Bug 143530 - canonically equivalent strings are not considered as such
Summary: canonically equivalent strings are not considered as such
Status: RESOLVED INTENTIONAL
Alias: None
Product: kde
Classification: I don't know
Component: general (show other bugs)
Version: unspecified
Platform: Compiled Sources Linux
: NOR wishlist
Target Milestone: ---
Assignee: kdelibs bugs
URL:
Keywords:
Depends on:
Blocks:
 
Reported: 2007-03-28 01:45 UTC by Denis Jacquerye
Modified: 2010-10-29 12:59 UTC (History)
1 user (show)

See Also:
Latest Commit:
Version Fixed In:


Attachments

Note You need to log in before you can comment on or make changes to this bug.
Description Denis Jacquerye 2007-03-28 01:45:35 UTC
Version:            (using KDE Devel)
Installed from:    Compiled sources

KDE applications are not doing "the right thing" regarding Unicode strings.

Unicode defines canonically equivalent sequences of characters.
For example these are equivalent:
ẹ́ <U+0065 LATIN SMALL LETTER E + U+0323 COMBINING DOT BELOW + U+0301
COMBINING ACUTE ACCENT>
ẹ́ <U+0065 LATIN SMALL LETTER E + U+0301 COMBINING ACUTE ACCENT + U+0323
COMBINING DOT BELOW>
ẹ́ <U+1EB9 LATIN SMALL LETTER E WITH DOT BELOW + U+0301 COMBINING ACUTE
ACCENT>

Applications should normalize strings before comparing them.

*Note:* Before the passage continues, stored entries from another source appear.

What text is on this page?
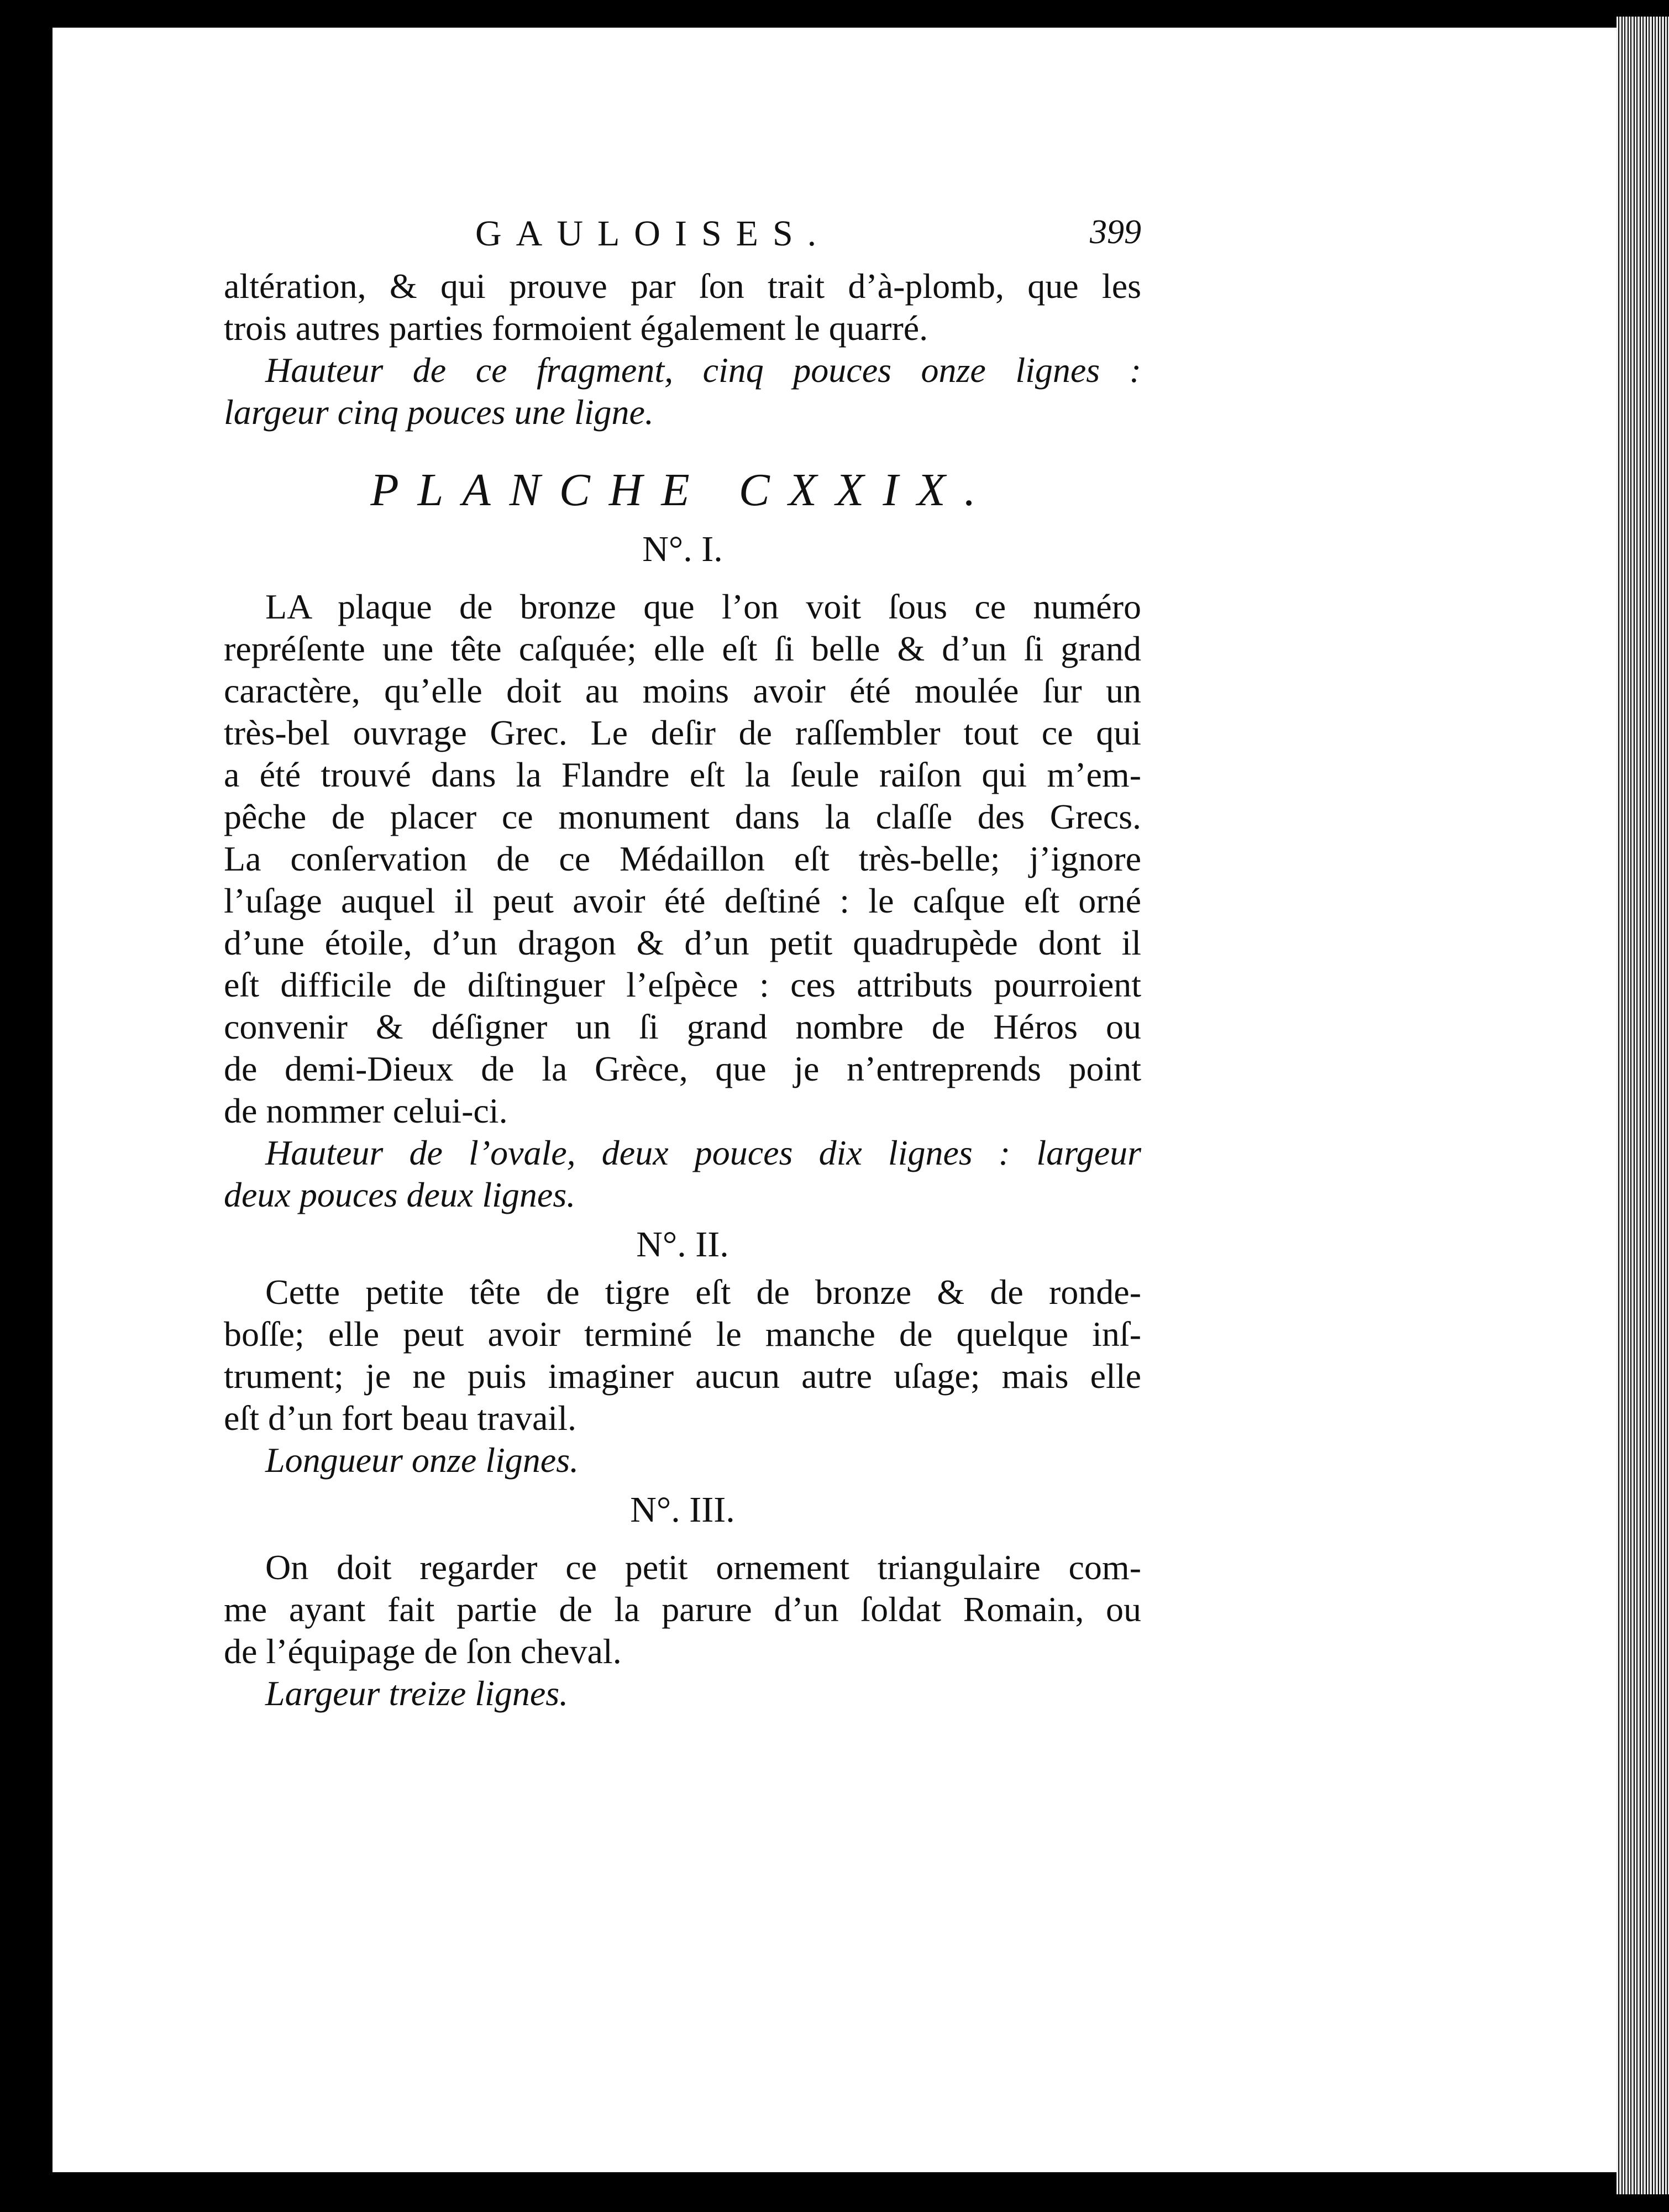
GAULOISES.	399
altération, & qui prouve par ſon trait d’à-plomb, que les
trois autres parties formoient également le quarré.
Hauteur de ce fragment, cinq pouces onze lignes :
largeur cinq pouces une ligne.
PLANCHE CXXIX.
N°. I.
LA plaque de bronze que l’on voit ſous ce numéro
repréſente une tête caſquée; elle eſt ſi belle & d’un ſi grand
caractère, qu’elle doit au moins avoir été moulée ſur un
très-bel ouvrage Grec. Le deſir de raſſembler tout ce qui
a été trouvé dans la Flandre eſt la ſeule raiſon qui m’em-
pêche de placer ce monument dans la claſſe des Grecs.
La conſervation de ce Médaillon eſt très-belle; j’ignore
l’uſage auquel il peut avoir été deſtiné : le caſque eſt orné
d’une étoile, d’un dragon & d’un petit quadrupède dont il
eſt difficile de diſtinguer l’eſpèce : ces attributs pourroient
convenir & déſigner un ſi grand nombre de Héros ou
de demi-Dieux de la Grèce, que je n’entreprends point
de nommer celui-ci.
Hauteur de l’ovale, deux pouces dix lignes : largeur
deux pouces deux lignes.
N°. II.
Cette petite tête de tigre eſt de bronze & de ronde-
boſſe; elle peut avoir terminé le manche de quelque inſ-
trument; je ne puis imaginer aucun autre uſage; mais elle
eſt d’un fort beau travail.
Longueur onze lignes.
N°. III.
On doit regarder ce petit ornement triangulaire com-
me ayant fait partie de la parure d’un ſoldat Romain, ou
de l’équipage de ſon cheval.
Largeur treize lignes.
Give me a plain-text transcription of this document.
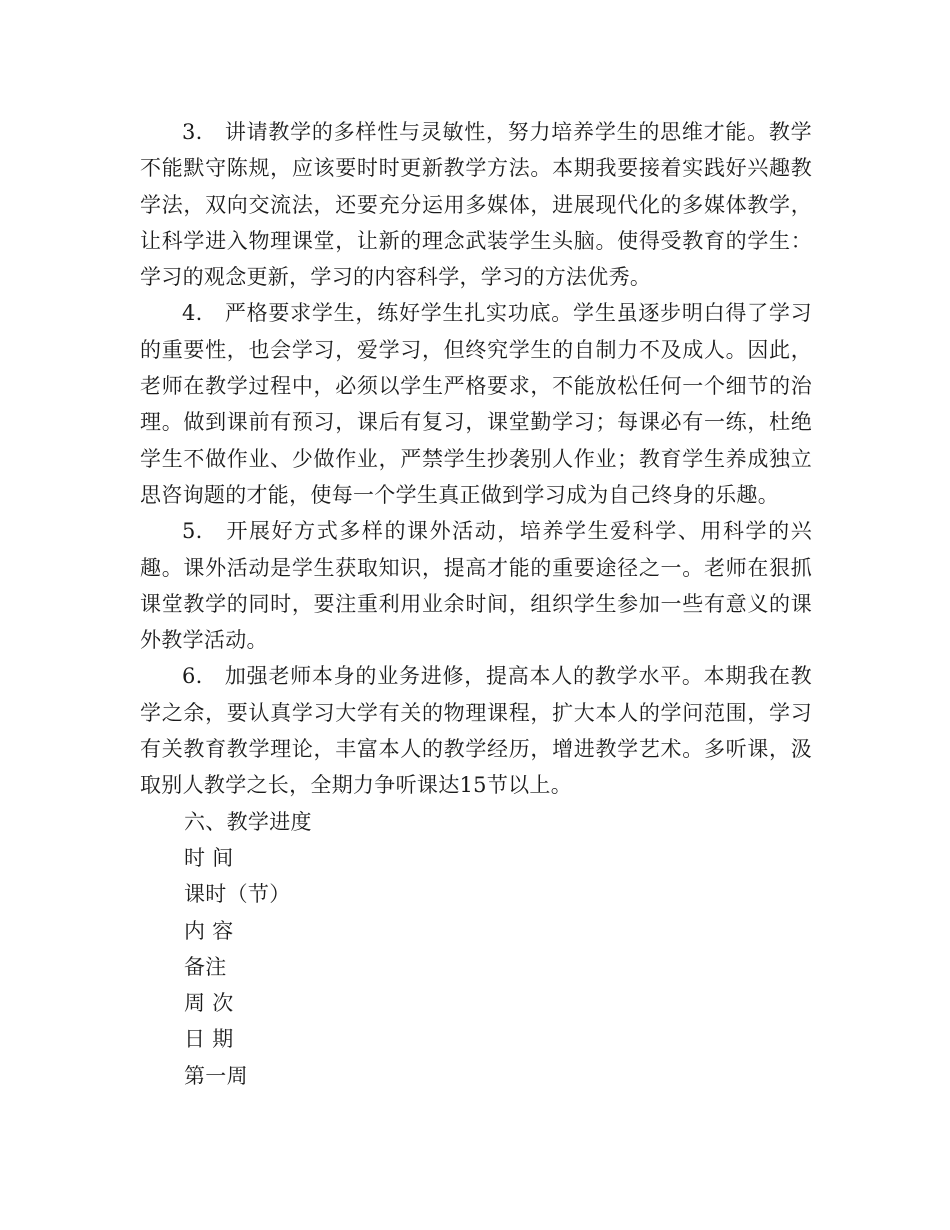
3.　讲请教学的多样性与灵敏性，努力培养学生的思维才能。教学不能默守陈规，应该要时时更新教学方法。本期我要接着实践好兴趣教学法，双向交流法，还要充分运用多媒体，进展现代化的多媒体教学，让科学进入物理课堂，让新的理念武装学生头脑。使得受教育的学生：学习的观念更新，学习的内容科学，学习的方法优秀。

4.　严格要求学生，练好学生扎实功底。学生虽逐步明白得了学习的重要性，也会学习，爱学习，但终究学生的自制力不及成人。因此，老师在教学过程中，必须以学生严格要求，不能放松任何一个细节的治理。做到课前有预习，课后有复习，课堂勤学习；每课必有一练，杜绝学生不做作业、少做作业，严禁学生抄袭别人作业；教育学生养成独立思咨询题的才能，使每一个学生真正做到学习成为自己终身的乐趣。

5.　开展好方式多样的课外活动，培养学生爱科学、用科学的兴趣。课外活动是学生获取知识，提高才能的重要途径之一。老师在狠抓课堂教学的同时，要注重利用业余时间，组织学生参加一些有意义的课外教学活动。

6.　加强老师本身的业务进修，提高本人的教学水平。本期我在教学之余，要认真学习大学有关的物理课程，扩大本人的学问范围，学习有关教育教学理论，丰富本人的教学经历，增进教学艺术。多听课，汲取别人教学之长，全期力争听课达15节以上。

六、教学进度

时 间

课时（节）

内 容

备注

周 次

日 期

第一周
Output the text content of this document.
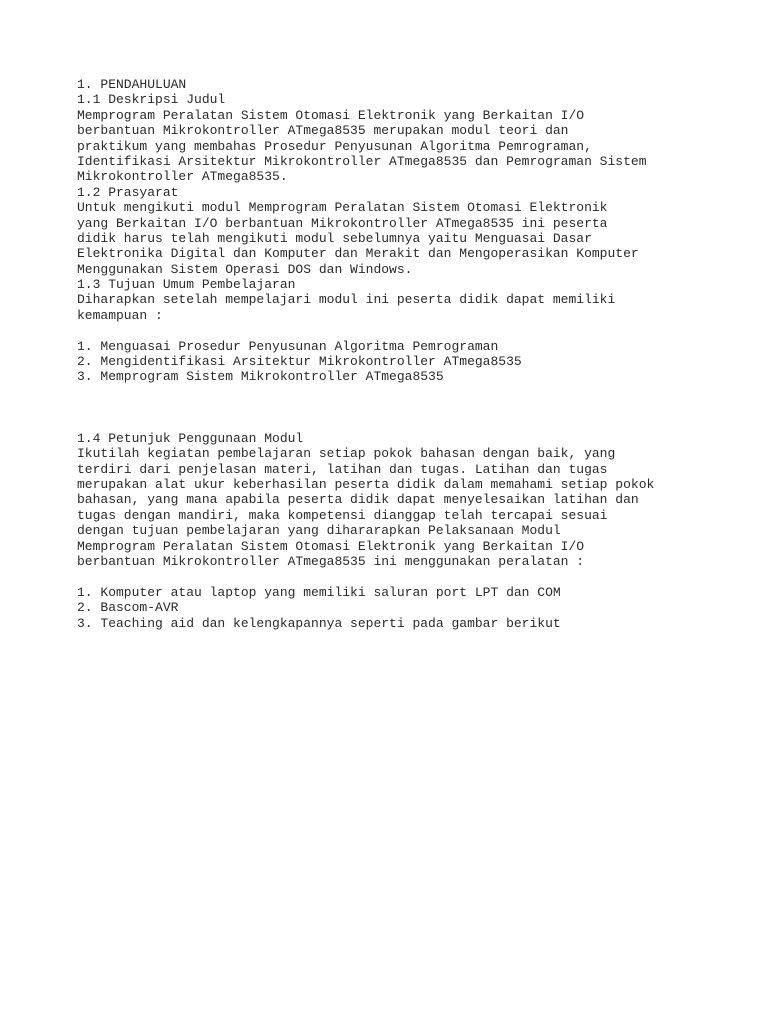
1. PENDAHULUAN
1.1 Deskripsi Judul
Memprogram Peralatan Sistem Otomasi Elektronik yang Berkaitan I/O
berbantuan Mikrokontroller ATmega8535 merupakan modul teori dan
praktikum yang membahas Prosedur Penyusunan Algoritma Pemrograman,
Identifikasi Arsitektur Mikrokontroller ATmega8535 dan Pemrograman Sistem
Mikrokontroller ATmega8535.
1.2 Prasyarat
Untuk mengikuti modul Memprogram Peralatan Sistem Otomasi Elektronik
yang Berkaitan I/O berbantuan Mikrokontroller ATmega8535 ini peserta
didik harus telah mengikuti modul sebelumnya yaitu Menguasai Dasar
Elektronika Digital dan Komputer dan Merakit dan Mengoperasikan Komputer
Menggunakan Sistem Operasi DOS dan Windows.
1.3 Tujuan Umum Pembelajaran
Diharapkan setelah mempelajari modul ini peserta didik dapat memiliki
kemampuan :
1. Menguasai Prosedur Penyusunan Algoritma Pemrograman
2. Mengidentifikasi Arsitektur Mikrokontroller ATmega8535
3. Memprogram Sistem Mikrokontroller ATmega8535
1.4 Petunjuk Penggunaan Modul
Ikutilah kegiatan pembelajaran setiap pokok bahasan dengan baik, yang
terdiri dari penjelasan materi, latihan dan tugas. Latihan dan tugas
merupakan alat ukur keberhasilan peserta didik dalam memahami setiap pokok
bahasan, yang mana apabila peserta didik dapat menyelesaikan latihan dan
tugas dengan mandiri, maka kompetensi dianggap telah tercapai sesuai
dengan tujuan pembelajaran yang dihararapkan Pelaksanaan Modul
Memprogram Peralatan Sistem Otomasi Elektronik yang Berkaitan I/O
berbantuan Mikrokontroller ATmega8535 ini menggunakan peralatan :
1. Komputer atau laptop yang memiliki saluran port LPT dan COM
2. Bascom-AVR
3. Teaching aid dan kelengkapannya seperti pada gambar berikut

This needs to be done in sorting, searching, opening/creating/saving file.

For example if a file has one string sequence and a query is a canonically equivalent string, they should match.
Or two canonically equivalent strings should be sorted as the same string.
Creating files or directories, or other meaningful entity, should behave as if canonically equivalent strings were the same, i.e. warn the user of a conflict of name and offer to overwrite. Also, one path should access the equivalent existing one (unless both exists).

QString::normalized(QString::NormalizationForm_D) or (QString::NormalizationForm_C) should be used before comparing strings.

It might be wise to have a policy normalizing all created filenames to NFC, for better compatibility with legacy systems.

For sorting QString::NormalizationForm_KC should probably be used.

Please read http://www.w3.org/TR/charmod-norm/#sec-NormalizationMotivation for motivation and http://www.unicode.org/reports/tr15/ for more info.
Comment 1 Stephan Kulow 2007-03-28 09:37:49 UTC
I'm afraid the bug report is too vague. You will have to file a report (or better send in a patch) to every place where it's missing. 

And note that this feature is new to Qt4.
Comment 2 Denis Jacquerye 2007-03-28 09:45:12 UTC
Could this be a metabug to keep track of application specific instances of the bug?

I'm sorry but I'm not a KDE developer, don't expect me to submit patches to all KDE applications breaking Unicode canonical equivalence.
Comment 3 Stephan Kulow 2007-03-28 09:47:50 UTC
there are no metabugs
Comment 4 Denis Jacquerye 2007-03-28 10:00:14 UTC
created Bug 143539
Comment 5 Denis Jacquerye 2007-03-28 10:00:57 UTC
bug 143364 was already there for Kate search breaking Unicode canonical equivalence
Comment 6 Denis Jacquerye 2007-03-28 10:06:57 UTC
Opened Bug 143540 Konqueror breaking Unicode in searches
Comment 7 Denis Jacquerye 2007-03-28 10:12:15 UTC
opened Bug 143541 Konqueror breaking Unicode when creating/copying file/directories
Comment 8 Denis Jacquerye 2007-03-28 10:30:48 UTC
Opened Bug 143542 Kword Search: canonically equivalent strings do not match
Comment 9 Denis Jacquerye 2007-03-28 10:37:35 UTC
Opened Bug 143543: Kspread Search: canonically equivalent strings do not match
Comment 10 David Faure 2010-10-29 12:59:36 UTC
The bit about normalizing filenames should be submitted to Qt; currently it only normalizes on Mac OS X.